Когда до земли оставалось сто метров и самолёт находился на посадочной глиссаде, стало совсем туго: шторм настиг их, видимость упала почти до нуля, самолёт болтало. Над точкой принятия решения, посадочные огни исчезли совсем. Второй пилот, положив руку на секторы газа двигателей, готовый моментально добавить обороты, спросил:
– Решение, командир. Уходим на второй круг?
– Нет, – Зуев отрицательно покачал головой, напряжённо вглядываясь в окружающую их черноту, он знал, чувствовал, что полоса должна быть прямо перед ним, – Садимся, закрылки двадцать, – Он доверял своему чутью лётчика и никогда не подводившему его глазомеру.
Мгновение спустя он увидел прямо под собой мелькнувшие в пелене дождя огни торца посадочной полосы. Зуев убрал газ, рулями удерживая готовый свалиться на крыло под порывами ветра самолёт.

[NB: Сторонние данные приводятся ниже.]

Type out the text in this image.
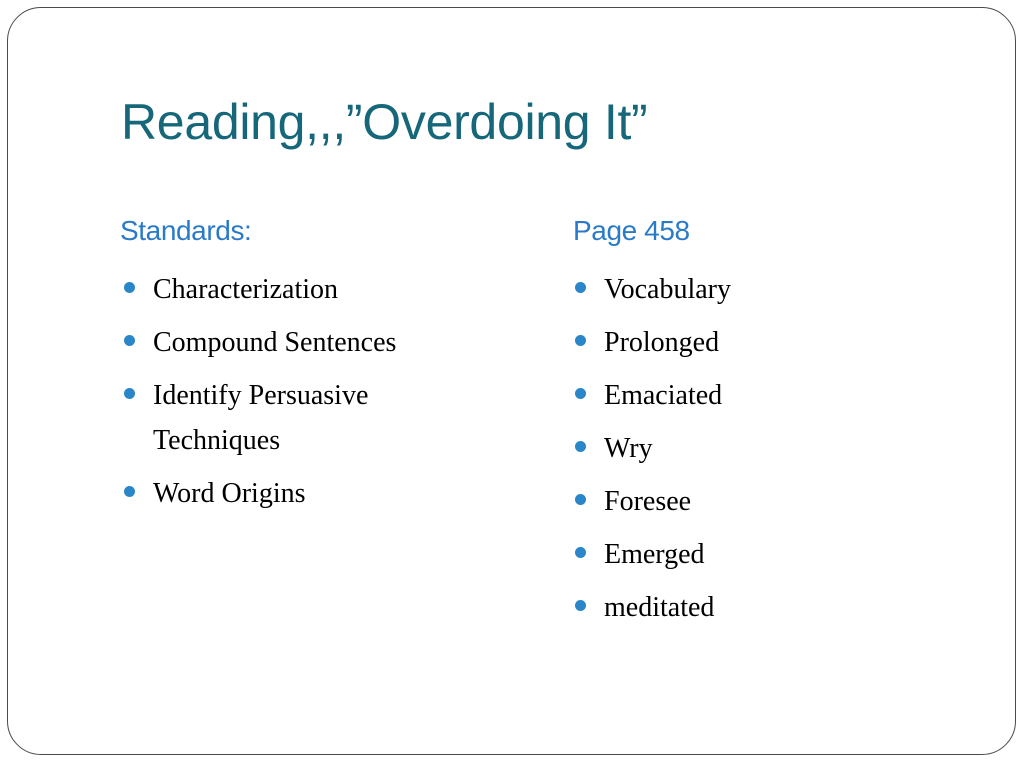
Reading,,,”Overdoing It”
Standards:	Page 458
Characterization
Compound Sentences
Identify Persuasive Techniques
Word Origins
Vocabulary
Prolonged
Emaciated
Wry
Foresee
Emerged
meditated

Когда колёса шасси толкнулись об бетон полосы, Зуеву почудилось, что он слышит аплодисменты из пассажирского салона, хотя он не мог слышать их из-за воя включенной системы реверса двигателей, и тряски бегущего по полосе, гасящего скорость самолёта, но он всё равно знал, что пассажиры сейчас радостно хлопают в ладоши. Зуев не одобрял и не понимал этой новой моды пассажиров, подчерпнутой из голливудских фильмов. Когда он начинал летать, пассажиры не хлопали. Тогда, в Советское время, полёт на самолёте был немногим более сложным для обычного человека делом, чем поездка не междугороднем автобусе: летали все и отовсюду, почти в каждом областном городе был аэропорт, в отличие от сегодняшних времен, когда авиаперелёты стали уделом только жителей больших городов: состоятельных туристов, бизнесменов или командировочных.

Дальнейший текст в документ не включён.